Any number of args may be added.
- In order to maintain efficiency, contigs whose sequence does not change from one cycle to another are not re-extended,
i.e. paired-end reads are not mapped to their edges. They can still be included in assembly jobs if the reads that map
to the edges of still-active contigs have paired-ends that map to them (which will bring them into those contigs' assembly
jobs). But sometimes, a contig that has stopped growing will be approached by another contig that is still growing, and
the same troublesome (probably low-coverage) area will stop that contig as well. In that case, the sum of the overhanging
reads from both of the two stalled contigs could allow the low-coverage region to be traversed. This arg provides an
opportunity for that to happen by using all of the contigs in the assembly with no regard for whether or not they had
changed during the prior cycle.
- FILTERING INITIAL CONTIGS:
- -icbf a b [c]
- prevents input sequences with a match of at least (b)% identity to a sequence in file (a) from being used.
This filter is optionally not applied to sequences of length greater than (c) nucleotides.
- similar to -badf (above)
- -icmHp a [b]
- filters out an initial contig if it has a homo-polymer track >(a) nucleotides in length.
This filter is optionally not applied to sequences of length greater than (b) nucleotides.
- similar to -maxHp (above
- -icmDi a [b]
- filters out an initial contig if it has a repeating di-nucleotide track >(a) nucleotides in length.
This filter is optionally not applied to sequences of length greater than (b) nucleotides.
- NOTE: this will also catch mono-nucleotide repeats of the specified length (a string of A's is also a string
of AA's), so calling -icmHp in addition to -icmDi is superfluous unless -icmHp is given a smaller max value.
- similar to -maxDi (above)
- -icqf a b [c]
- filters out an initial contig if it has an unaccptably high number of low-quality nucleotides, as defined
by the provided quality scores (only applies to files whose formats include quality score information).
- (a) the percentage of nucleotides in a read that must be high-quality; (b) the minimum allowed probability
of a nucleotide being correct (must be between 0 and 1, and will usually be a decimal value close to 1);
- This filter is optionally not applied to sequences of length greater than (c) nucleotides.
- similar to -rqf (above)
- -icnf a [b]
- filters pairs of reads if either has an unaccptably high number of uncalled nucleotides (Ns or other ambiguous
IUPAC codes). Like -icqf, but will also filter fasta-format data.
- (a) the percentage of nucleotides in a read that must be called. This filter is optionally not applied to
sequences of length greater than (c) nucleotides.

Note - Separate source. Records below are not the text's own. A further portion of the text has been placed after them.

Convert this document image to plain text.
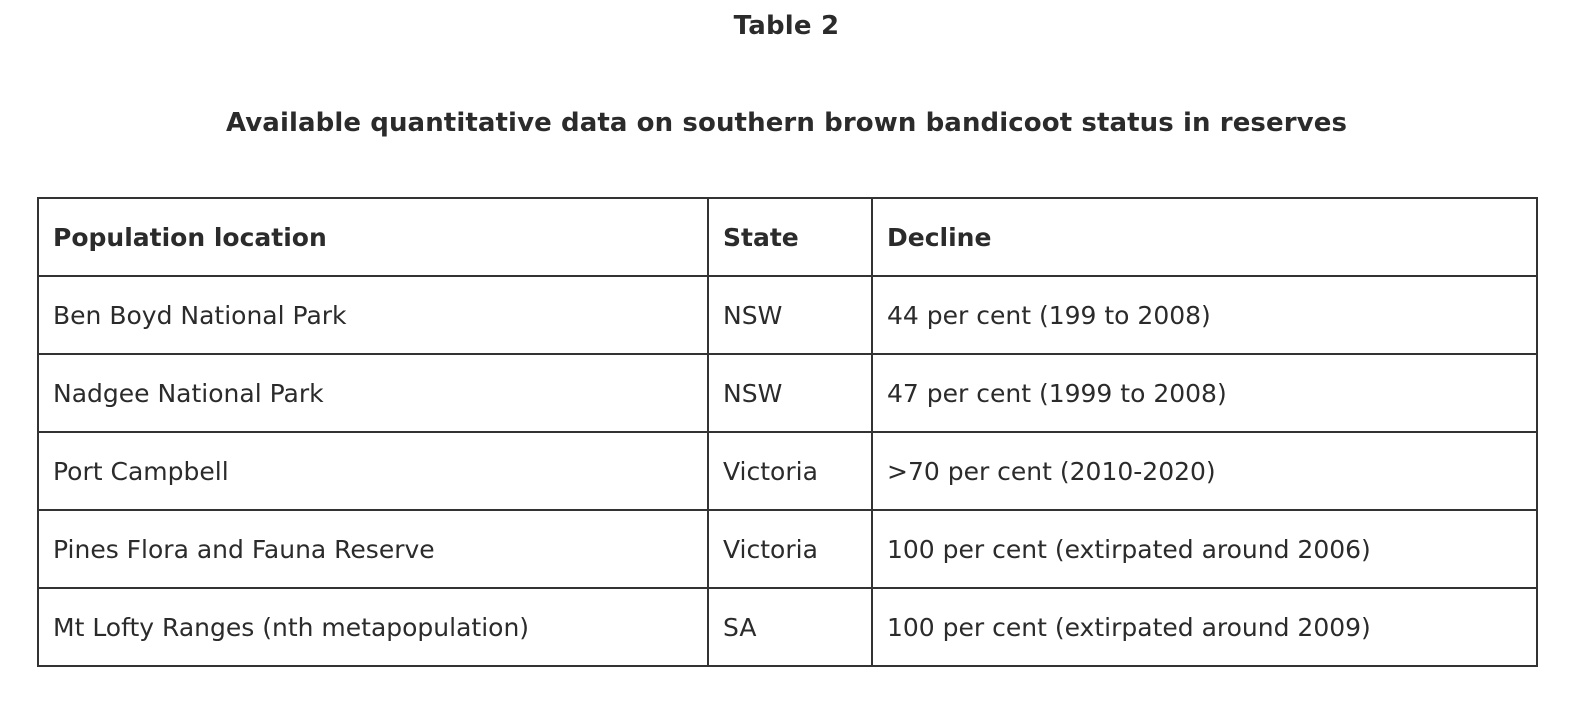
Table 2
Available quantitative data on southern brown bandicoot status in reserves
Population location	State	Decline
Ben Boyd National Park	NSW	44 per cent (199 to 2008)
Nadgee National Park	NSW	47 per cent (1999 to 2008)
Port Campbell	Victoria	>70 per cent (2010-2020)
Pines Flora and Fauna Reserve	Victoria	100 per cent (extirpated around 2006)
Mt Lofty Ranges (nth metapopulation)	SA	100 per cent (extirpated around 2009)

- FILTERING/PROCESSING ASSEMBLED CONTIGS:
- -lenf a b
- filters out contigs shorter than (a) nt at the end of every cycle, after skipping (b) cycles.

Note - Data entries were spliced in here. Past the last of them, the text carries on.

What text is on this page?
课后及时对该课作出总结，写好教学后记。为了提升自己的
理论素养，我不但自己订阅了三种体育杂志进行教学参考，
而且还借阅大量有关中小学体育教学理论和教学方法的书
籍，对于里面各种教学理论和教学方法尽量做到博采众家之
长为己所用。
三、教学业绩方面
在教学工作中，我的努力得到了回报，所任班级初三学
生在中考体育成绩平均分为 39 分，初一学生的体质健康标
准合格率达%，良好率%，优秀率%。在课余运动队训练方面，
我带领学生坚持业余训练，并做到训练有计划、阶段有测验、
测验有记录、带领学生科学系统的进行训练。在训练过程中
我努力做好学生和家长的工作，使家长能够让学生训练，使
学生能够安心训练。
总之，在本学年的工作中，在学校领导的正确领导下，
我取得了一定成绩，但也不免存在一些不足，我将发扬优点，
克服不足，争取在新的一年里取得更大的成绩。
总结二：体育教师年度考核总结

- Recommended use is to set this to the read length or higher. De Bruijn-graph assembly can yield very short sequences (paths that
traverse too few k-mers to cover even a read length), but those are not eliminated unless a minimum contig length is specified
with -lenf.
- This filter can be applied variably across assembly iterations of a PRICE run. Since the object of PRICE is to continually
expand a set of existing contigs, length filters that are appropriate for removal of rogue de Bruijn k-mers, as described above,
may not be appropriate for later cycles, where contigs have grown to many kilobases and shorter contigs are likely failures or
off-target distractions. On the other hand, a 1kb length filter could remove all of the contigs from early cycles. The minimum
contig length can be scaled up by using the -lenf flag multiple times for the same job. For instance, if you used the flag twice:
"-lenf 50 0 -lenf 300 2", then a minimal length filter of 50nt would be applied immediately, and a more stringent filter of 300nt
would be applied starting in cycle 3. If you expected the contigs to continue to grow, then adding "-lenf 1000 7" would reflect that
expectation.
- Note that the length filters do not need to always be increasing. For instance, if you had a genomic region for which there was zero
read coverage, but there were paired-end reads spanning that region, you may want to build outboard contigs that could be scaffolded
with (but not joined to) your existing, large contigs. Initially, those outboard contigs would be small, so you would want to decrease
the length filter. In the above example, adding "-lenf 50 9" would lower the length requirement from 1000nt to 50nt in the 10th cycle
(i.e. after skipping 9 cycles). That would allow scaffold-able outboard contigs to form. If you then wanted to get rid of the
unsuccessful outboard contigs, you could ramp the length requirement back up with an additional call, i.e. "-lenf 500 14". So for
any given cycle, the imposed length requirement is the most-recently invoked requirement, NOT necessarily the longest requirement
invoked up to that point.
- -trim a b [c]
- at the end of the (a)th cycle (indexed from 1), trim off the edges of conigs until reaching the minimum coverage
level (b), optionally deleting contigs shorter than (c) after trimming; this flag may be used repeatedly.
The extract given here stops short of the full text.